YARGITAY KARARI
DAİRE : 7. Hukuk Dairesi
ESAS NO : 2015/21444
KARAR NO : 2015/10493
KARAR TARİHİ : 28.05.2015
Mahkemesi : İş Mahkemesi
Dava Türü : Alacak
Davalı …. vekili; Dairemizin 29.05.2014 tarih ve …. Karar sayılı kararının maddi hataya dayandığına dair davalı …… vekilinin başvurusu üzerine Dairemizin 25.11.2014 tarih ve ….. Karar sayılı maddi hatanın düzeltilmesine dair kararının da maddi hataya dayandığını ileri sürerek, maddi hatanın giderilmesi isteğinde bulunmuştur.

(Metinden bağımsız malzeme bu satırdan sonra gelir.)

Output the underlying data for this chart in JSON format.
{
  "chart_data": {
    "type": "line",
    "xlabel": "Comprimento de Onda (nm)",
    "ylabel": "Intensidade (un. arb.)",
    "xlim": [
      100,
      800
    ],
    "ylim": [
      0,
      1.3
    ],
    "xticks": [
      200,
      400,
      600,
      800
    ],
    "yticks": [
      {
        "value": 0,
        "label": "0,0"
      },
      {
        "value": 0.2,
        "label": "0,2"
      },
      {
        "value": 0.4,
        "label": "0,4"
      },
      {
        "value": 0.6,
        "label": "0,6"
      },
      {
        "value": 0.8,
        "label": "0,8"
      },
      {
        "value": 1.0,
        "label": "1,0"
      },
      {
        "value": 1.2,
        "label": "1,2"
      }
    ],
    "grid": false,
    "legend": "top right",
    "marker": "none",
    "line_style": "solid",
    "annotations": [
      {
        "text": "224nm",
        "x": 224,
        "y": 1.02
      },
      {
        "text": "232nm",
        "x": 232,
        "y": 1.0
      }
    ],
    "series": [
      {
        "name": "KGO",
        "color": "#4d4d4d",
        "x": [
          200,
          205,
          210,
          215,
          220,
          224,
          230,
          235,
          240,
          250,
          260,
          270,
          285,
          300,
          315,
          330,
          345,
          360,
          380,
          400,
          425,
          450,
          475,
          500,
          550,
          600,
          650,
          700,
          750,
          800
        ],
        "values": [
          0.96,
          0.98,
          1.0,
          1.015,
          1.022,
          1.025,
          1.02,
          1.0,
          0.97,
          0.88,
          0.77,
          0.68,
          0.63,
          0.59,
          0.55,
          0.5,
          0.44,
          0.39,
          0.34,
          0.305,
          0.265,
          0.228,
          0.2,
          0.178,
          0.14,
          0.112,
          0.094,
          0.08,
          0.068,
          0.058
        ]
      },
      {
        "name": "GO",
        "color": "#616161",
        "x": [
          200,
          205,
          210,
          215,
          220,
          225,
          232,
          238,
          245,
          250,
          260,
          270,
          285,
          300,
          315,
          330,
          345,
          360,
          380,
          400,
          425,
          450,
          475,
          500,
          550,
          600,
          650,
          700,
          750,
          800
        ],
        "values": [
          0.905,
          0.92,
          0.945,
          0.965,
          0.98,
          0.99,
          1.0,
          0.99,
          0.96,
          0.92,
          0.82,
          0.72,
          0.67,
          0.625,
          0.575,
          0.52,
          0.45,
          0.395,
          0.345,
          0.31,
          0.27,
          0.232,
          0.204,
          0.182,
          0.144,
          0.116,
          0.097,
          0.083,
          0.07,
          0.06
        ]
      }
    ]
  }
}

Dairemiz kararında maddi hata yapıldığına dair dilekçede; Dairemizin 29.05.2014 tarih ve 2014/2574 Esas 2014/11733 Karar sayılı kararının maddi hataya dayandığına dair davalı …… vekilinin başvurusunun kendilerine tebliğ edilmediği, keza diğer davalının başvurusunda belirtildiği üzere fazla mesai ücretinin davalı ile husumetli tanık anlatımlarına göre hesap edildiği, Daire uygulamasına göre husumetli tanık anlatımlarına itibar edilmemesi gerektiği bu nedenle kendi temyiz itirazlarının reddine karar verilmesinin maddi hataya dayandığını belirtmiştir.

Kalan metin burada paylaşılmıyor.